The Institute has been extensively involved in the consultation on this practice statement through the ATO Division 7A Working Party and welcomes the release of PS LA 2007/20. In addition to our long running campaign to improve the operation of Division 7A both legislatively and administratively, we had encouraged the Commissioner to consider the exercise of an administrative discretion to deal with breaches of Division 7A that have already occurred in a more equitable manner, especially where it is apparent that the breaches were inadvertent or where the mischief intended by Division 7A has not occurred.  
 
Recent legislative changes 
 
Tax Laws Amendment (2007 Measures No. 3) Act 2007, under which the Commissioner’s discretion was introduced, contains other amendments to Division 7A of the ITAA 1936. The amendments encompass changes to Division 7A announced on 6 December 2006, by the Minister for Revenue and the Assistant Treasurer.
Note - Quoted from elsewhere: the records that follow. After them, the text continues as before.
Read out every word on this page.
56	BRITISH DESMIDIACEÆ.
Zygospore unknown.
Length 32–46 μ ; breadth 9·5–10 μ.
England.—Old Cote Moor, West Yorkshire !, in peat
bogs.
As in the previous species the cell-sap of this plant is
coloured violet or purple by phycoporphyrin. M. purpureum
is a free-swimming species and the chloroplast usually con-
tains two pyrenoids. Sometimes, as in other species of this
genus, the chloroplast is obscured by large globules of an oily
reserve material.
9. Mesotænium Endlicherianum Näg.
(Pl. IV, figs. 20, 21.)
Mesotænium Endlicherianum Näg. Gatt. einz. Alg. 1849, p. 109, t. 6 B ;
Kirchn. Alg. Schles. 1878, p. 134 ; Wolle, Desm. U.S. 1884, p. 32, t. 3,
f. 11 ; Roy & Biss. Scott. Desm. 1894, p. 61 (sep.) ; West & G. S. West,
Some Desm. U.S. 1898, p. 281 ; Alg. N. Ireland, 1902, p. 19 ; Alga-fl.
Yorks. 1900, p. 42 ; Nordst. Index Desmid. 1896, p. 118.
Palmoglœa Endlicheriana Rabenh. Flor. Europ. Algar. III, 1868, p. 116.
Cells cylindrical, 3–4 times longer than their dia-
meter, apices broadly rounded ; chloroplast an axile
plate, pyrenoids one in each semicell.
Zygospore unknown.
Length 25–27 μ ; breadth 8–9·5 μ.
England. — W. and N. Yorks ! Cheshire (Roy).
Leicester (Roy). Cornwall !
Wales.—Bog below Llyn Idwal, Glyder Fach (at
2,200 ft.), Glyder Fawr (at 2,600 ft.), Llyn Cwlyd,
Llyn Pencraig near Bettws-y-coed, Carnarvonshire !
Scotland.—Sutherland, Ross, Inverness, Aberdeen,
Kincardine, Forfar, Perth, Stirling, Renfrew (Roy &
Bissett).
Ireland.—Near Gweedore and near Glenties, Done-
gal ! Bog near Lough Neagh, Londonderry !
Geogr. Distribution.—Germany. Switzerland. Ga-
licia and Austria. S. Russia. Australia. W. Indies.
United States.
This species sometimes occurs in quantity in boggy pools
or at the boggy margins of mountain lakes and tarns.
This Act received royal assent on 21 June 2007. In a nutshell, the main amendments: 
  • Remove the automatic debiting of the private company’s franking account when there is a deemed dividend, with effect from 1 July 2006  
  • Introduce a legislative discretion (applying from the 2001-02 income year onwards) to allow the Commissioner to, subject to certain conditions being satisfied, either disregard a deemed dividend or allow it to be franked if the deemed dividend arose from an honest mistake or inadvertent omission by the taxpayer 
  • Provide a discretion to the Commissioner to disregard a deemed dividend where minimum yearly payments have not been made on a loan because of circumstances beyond the control of the taxpayer  
  • Allow a ‘payment’ to be converted to a loan that can be either fully repaid before the private company’s tax return lodgement day for the year of income or be placed on a commercial footing on the terms of section 109N of the ITAA 1936  
  • Provide for the amount of deemed dividend to be the amount of the shortfall in the income year where the minimum yearly repayments under a loan fall short of the required amount by the due date  
  • Allow a Division 7A compliant loan to be made between an entity, which is interposed between a private company and a shareholder, and a shareholder of the private company or its associate where a payment or loan is made by the interposed entity to the shareholder/associate  
  • Repeal section 108 of the ITAA 1936, which only has residual operation since the introduction of Division 7A  
  • Ensure that Division 7A compliant loans will not attract FBT.
The improvements follow more than 18 months of lobbying the ATO, Department of Treasury and the Office of the Minister for Revenue and Assistant Treasurer for legislative solutions to problems relating to Division 7A and extensive confidential consultation during the draft bill stages.